Facevo finta di dormire per sognare. E sognavo la bellezza delle stelle in forma umana. Mia madre mi diceva: «Sei solo un sognatore. Sogni, sogni… sogni stupidaggini».
Quelle che una madre, nella tipica inclinazione all’educazione volontarista, chiamava stupidaggini — per timore che potessero scollegare i piedi del proprio figlio dalla realtà — diventarono invece un mondo. Un mondo che finì per vestire il mondo intero.
Valentino Garavani era quel figlio: il sognatore innamorato della bellezza e della vita che scorre nel rosso, quella luce incarnata che riveste la donna con la lunghezza d’onda più estesa nello spettro del visibile.
Il senso della bellezza, per Valentino, nacque proprio dal visibile, dal rapimento estetico e sensuale del bello e del raro. Un incanto visivo che non possiede, ma obbliga; che non trattiene, ma chiama. Chiama alla responsabilità dello sguardo che si apre sulla vita come una conchiglia restituita dal mare.
Col tempo, la visione estetica incontra l’etica e si evolve in riflessione. L'iniziale “rapimento” dell’esteriore — il colpo d’occhio, il dettaglio, la perfezione formale — diventa mezzo, non fine. La bellezza autentica, sembra dirci l’opera matura di Valentino, è qualcosa di profondamente interno.
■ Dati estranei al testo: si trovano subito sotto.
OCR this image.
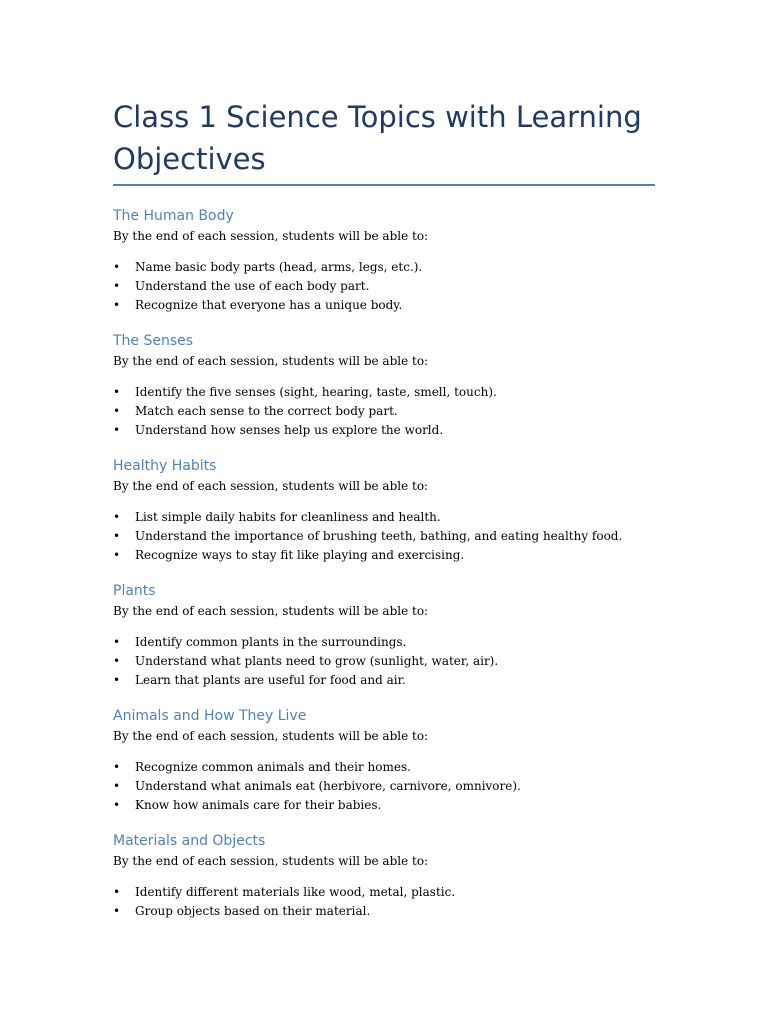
Class 1 Science Topics with Learning Objectives
The Human Body

By the end of each session, students will be able to:

• Name basic body parts (head, arms, legs, etc.).
• Understand the use of each body part.
• Recognize that everyone has a unique body.
The Senses

By the end of each session, students will be able to:

• Identify the five senses (sight, hearing, taste, smell, touch).
• Match each sense to the correct body part.
• Understand how senses help us explore the world.
Healthy Habits

By the end of each session, students will be able to:

• List simple daily habits for cleanliness and health.
• Understand the importance of brushing teeth, bathing, and eating healthy food.
• Recognize ways to stay fit like playing and exercising.
Plants

By the end of each session, students will be able to:

• Identify common plants in the surroundings.
• Understand what plants need to grow (sunlight, water, air).
• Learn that plants are useful for food and air.
Animals and How They Live

By the end of each session, students will be able to:

• Recognize common animals and their homes.
• Understand what animals eat (herbivore, carnivore, omnivore).
• Know how animals care for their babies.
Materials and Objects

By the end of each session, students will be able to:

• Identify different materials like wood, metal, plastic.
• Group objects based on their material.
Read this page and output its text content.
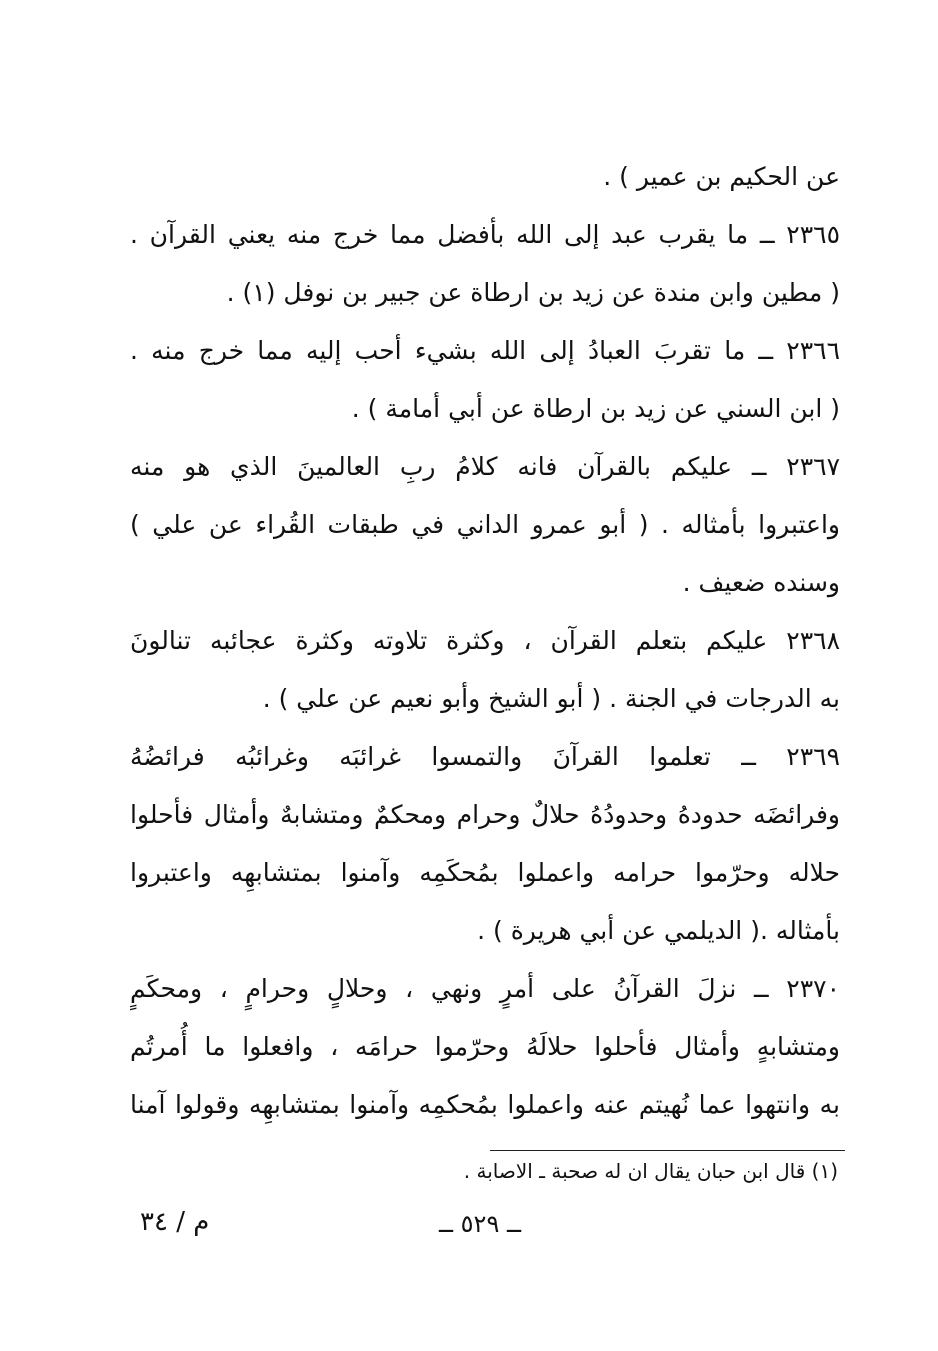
عن الحكيم بن عمير ) .
٢٣٦٥ ــ ما يقرب عبد إلى الله بأفضل مما خرج منه يعني القرآن .
( مطين وابن مندة عن زيد بن ارطاة عن جبير بن نوفل (١) .
٢٣٦٦ ــ ما تقربَ العبادُ إلى الله بشيء أحب إليه مما خرج منه .
( ابن السني عن زيد بن ارطاة عن أبي أمامة ) .
٢٣٦٧ ــ عليكم بالقرآن فانه كلامُ ربِ العالمينَ الذي هو منه
واعتبروا بأمثاله . ( أبو عمرو الداني في طبقات القُراء عن علي )
وسنده ضعيف .
٢٣٦٨ عليكم بتعلم القرآن ، وكثرة تلاوته وكثرة عجائبه تنالونَ
به الدرجات في الجنة . ( أبو الشيخ وأبو نعيم عن علي ) .
٢٣٦٩ ــ تعلموا القرآنَ والتمسوا غرائبَه وغرائبُه فرائضُهُ
وفرائضَه حدودهُ وحدودُهُ حلالٌ وحرام ومحكمٌ ومتشابهٌ وأمثال فأحلوا
حلاله وحرّموا حرامه واعملوا بمُحكَمِه وآمنوا بمتشابهِه واعتبروا
بأمثاله .( الديلمي عن أبي هريرة ) .
٢٣٧٠ ــ نزلَ القرآنُ على أمرٍ ونهي ، وحلالٍ وحرامٍ ، ومحكَمٍ
ومتشابهٍ وأمثال فأحلوا حلالَهُ وحرّموا حرامَه ، وافعلوا ما أُمرتُم
به وانتهوا عما نُهيتم عنه واعملوا بمُحكمِه وآمنوا بمتشابهِه وقولوا آمنا
(١) قال ابن حبان يقال ان له صحبة ـ الاصابة .
ــ ٥٢٩ ــ
م / ٣٤
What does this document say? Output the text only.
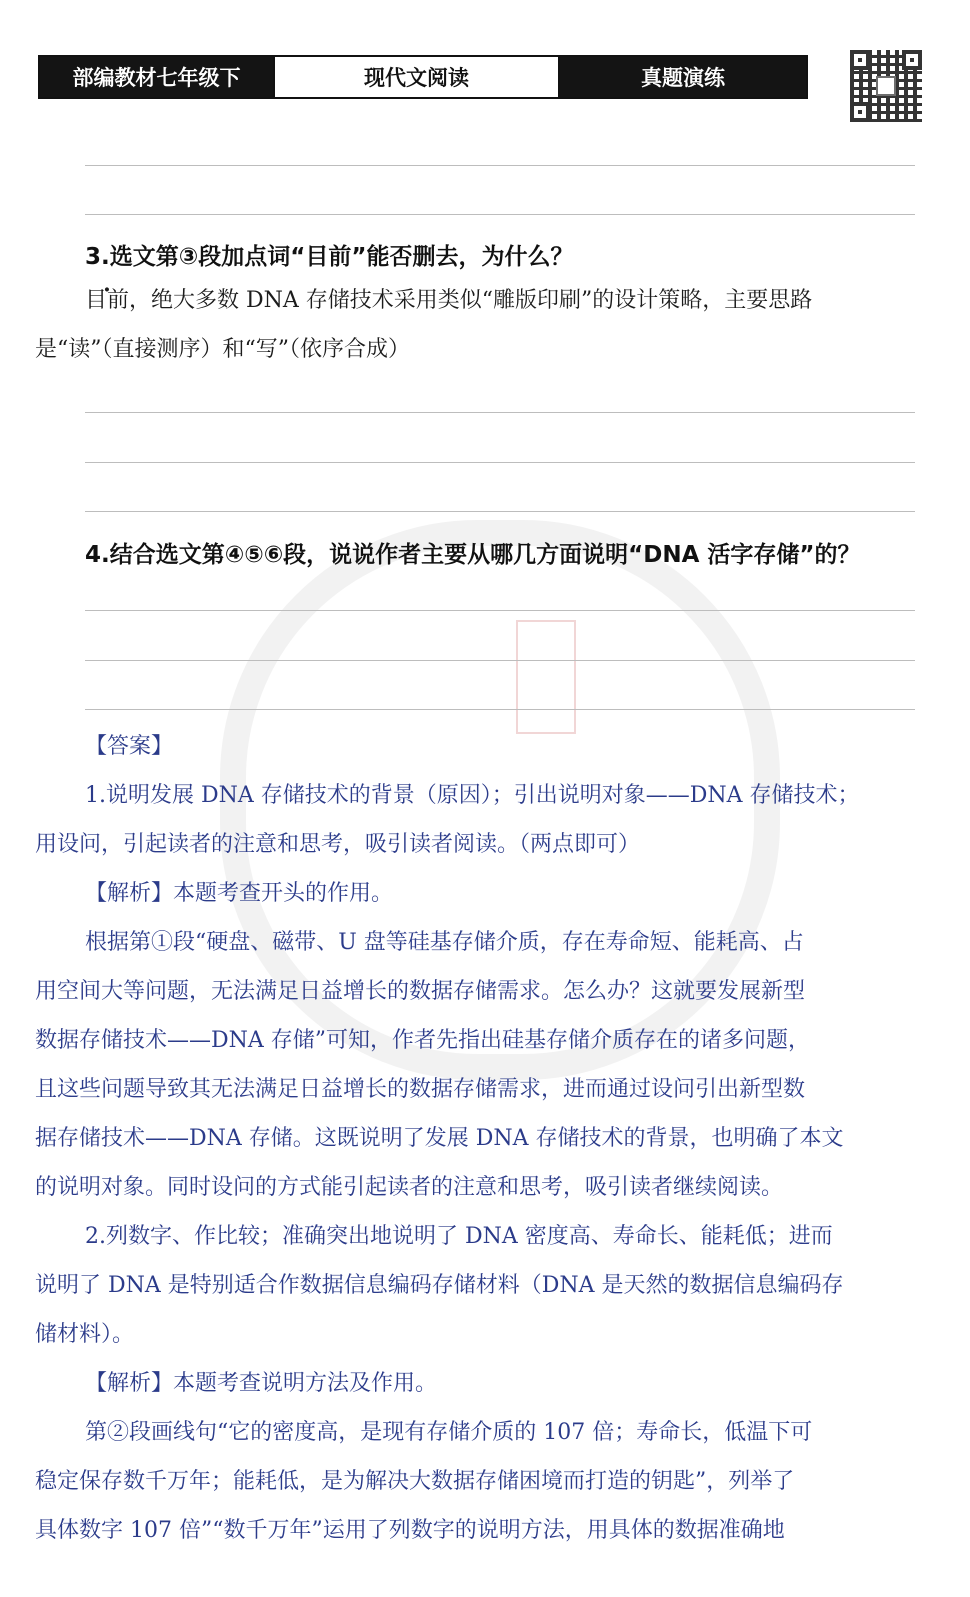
部编教材七年级下	现代文阅读	真题演练
3.选文第③段加点词“目前”能否删去，为什么？
目前，绝大多数 DNA 存储技术采用类似“雕版印刷”的设计策略，主要思路
是“读”（直接测序）和“写”（依序合成）
4.结合选文第④⑤⑥段，说说作者主要从哪几方面说明“DNA 活字存储”的？
【答案】
1.说明发展 DNA 存储技术的背景（原因）；引出说明对象——DNA 存储技术；
用设问，引起读者的注意和思考，吸引读者阅读。（两点即可）
【解析】本题考查开头的作用。
根据第①段“硬盘、磁带、U 盘等硅基存储介质，存在寿命短、能耗高、占
用空间大等问题，无法满足日益增长的数据存储需求。怎么办？这就要发展新型
数据存储技术——DNA 存储”可知，作者先指出硅基存储介质存在的诸多问题，
且这些问题导致其无法满足日益增长的数据存储需求，进而通过设问引出新型数
据存储技术——DNA 存储。这既说明了发展 DNA 存储技术的背景，也明确了本文
的说明对象。同时设问的方式能引起读者的注意和思考，吸引读者继续阅读。
2.列数字、作比较；准确突出地说明了 DNA 密度高、寿命长、能耗低；进而
说明了 DNA 是特别适合作数据信息编码存储材料（DNA 是天然的数据信息编码存
储材料）。
【解析】本题考查说明方法及作用。
第②段画线句“它的密度高，是现有存储介质的 107 倍；寿命长，低温下可
稳定保存数千万年；能耗低，是为解决大数据存储困境而打造的钥匙”，列举了
具体数字 107 倍”“数千万年”运用了列数字的说明方法，用具体的数据准确地
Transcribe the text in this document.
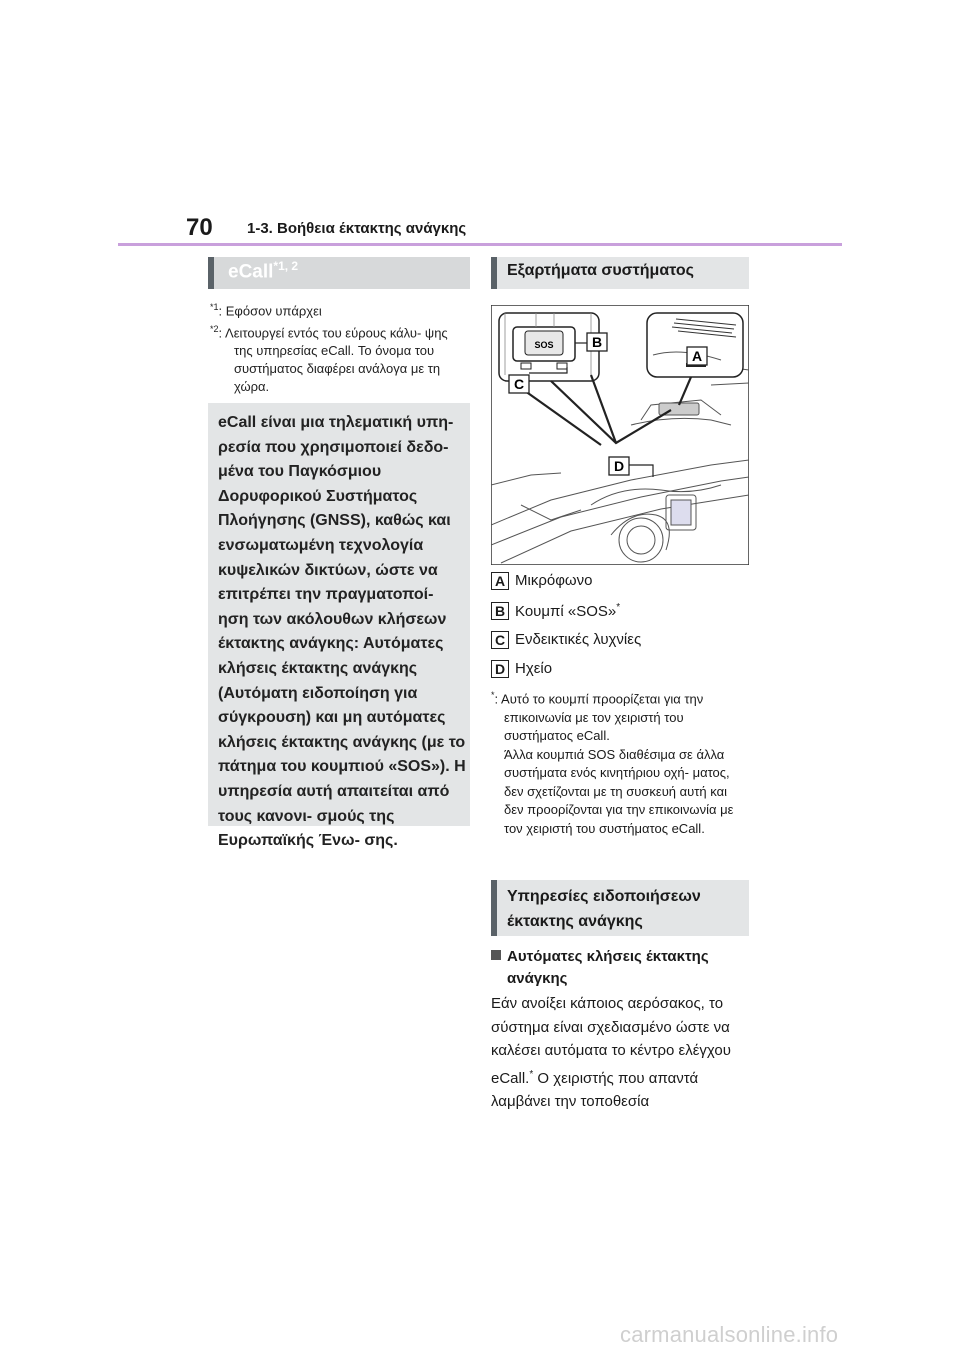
70 1-3. Βοήθεια έκτακτης ανάγκης
eCall$^{*1, 2}$
$^{*1}$: Εφόσον υπάρχει
$^{*2}$: Λειτουργεί εντός του εύρους κάλυ- ψης της υπηρεσίας eCall. Το όνομα του συστήματος διαφέρει ανάλογα με τη χώρα.
eCall είναι μια τηλεματική υπη- ρεσία που χρησιμοποιεί δεδο- μένα του Παγκόσμιου Δορυφορικού Συστήματος Πλοήγησης (GNSS), καθώς και ενσωματωμένη τεχνολογία κυψελικών δικτύων, ώστε να επιτρέπει την πραγματοποί- ηση των ακόλουθων κλήσεων έκτακτης ανάγκης: Αυτόματες κλήσεις έκτακτης ανάγκης (Αυτόματη ειδοποίηση για σύγκρουση) και μη αυτόματες κλήσεις έκτακτης ανάγκης (με το πάτημα του κουμπιού «SOS»). Η υπηρεσία αυτή απαιτείται από τους κανονι- σμούς της Ευρωπαϊκής Ένω- σης.
Εξαρτήματα συστήματος
SOS	B
C
A
D
A Μικρόφωνο
B Κουμπί «SOS»*
C Ενδεικτικές λυχνίες
D Ηχείο
*: Αυτό το κουμπί προορίζεται για την επικοινωνία με τον χειριστή του συστήματος eCall.
Άλλα κουμπιά SOS διαθέσιμα σε άλλα συστήματα ενός κινητήριου οχή- ματος, δεν σχετίζονται με τη συσκευή αυτή και δεν προορίζονται για την επικοινωνία με τον χειριστή του συστήματος eCall.
Υπηρεσίες ειδοποιήσεων έκτακτης ανάγκης
Αυτόματες κλήσεις έκτακτης ανάγκης
Εάν ανοίξει κάποιος αερόσακος, το σύστημα είναι σχεδιασμένο ώστε να καλέσει αυτόματα το κέντρο ελέγχου eCall.* Ο χειριστής που απαντά λαμβάνει την τοποθεσία
carmanualsonline.info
Il sogno che la bellezza potesse custodire la profondità della femminilità rende il suo lavoro un gesto quasi morale: vestire significa prendersi cura. L’abito non domina il corpo, lo accompagna; non impone, ma rivela. In questo senso, la sua estetica si avvicina a una concezione classica della bellezza, come equilibrio tra forma e verità, tra eleganza e stile.
Indossare l’idealismo di Valentino significa avviare una guarigione dalla ferita patriarcale. La donna è pensata come ab solutus: sciolta, autonoma, libera. Una donna che non ha bisogno di mascolinizzarsi per conquistare potere o parità.
Per questo, oltre a essere l’ultimo coraggioso neoclassicista della storia della moda, Valentino appare come il Novalis della seta: portatore di un idealismo magico in cui l’Io può trasformare il mondo attraverso la forza del pensiero e della volontà.
«Nessuno cresce se non è sognato», scriveva Danilo Dolci. E quando non c’è nessuno che ci sogna da fuori, dobbiamo essere noi gli autori della nostra profezia.
Valentino Garavani è questo: una vita come trionfo della volontà, la volontà di continuare a essere — dopo il sogno, o dopo il diluvio.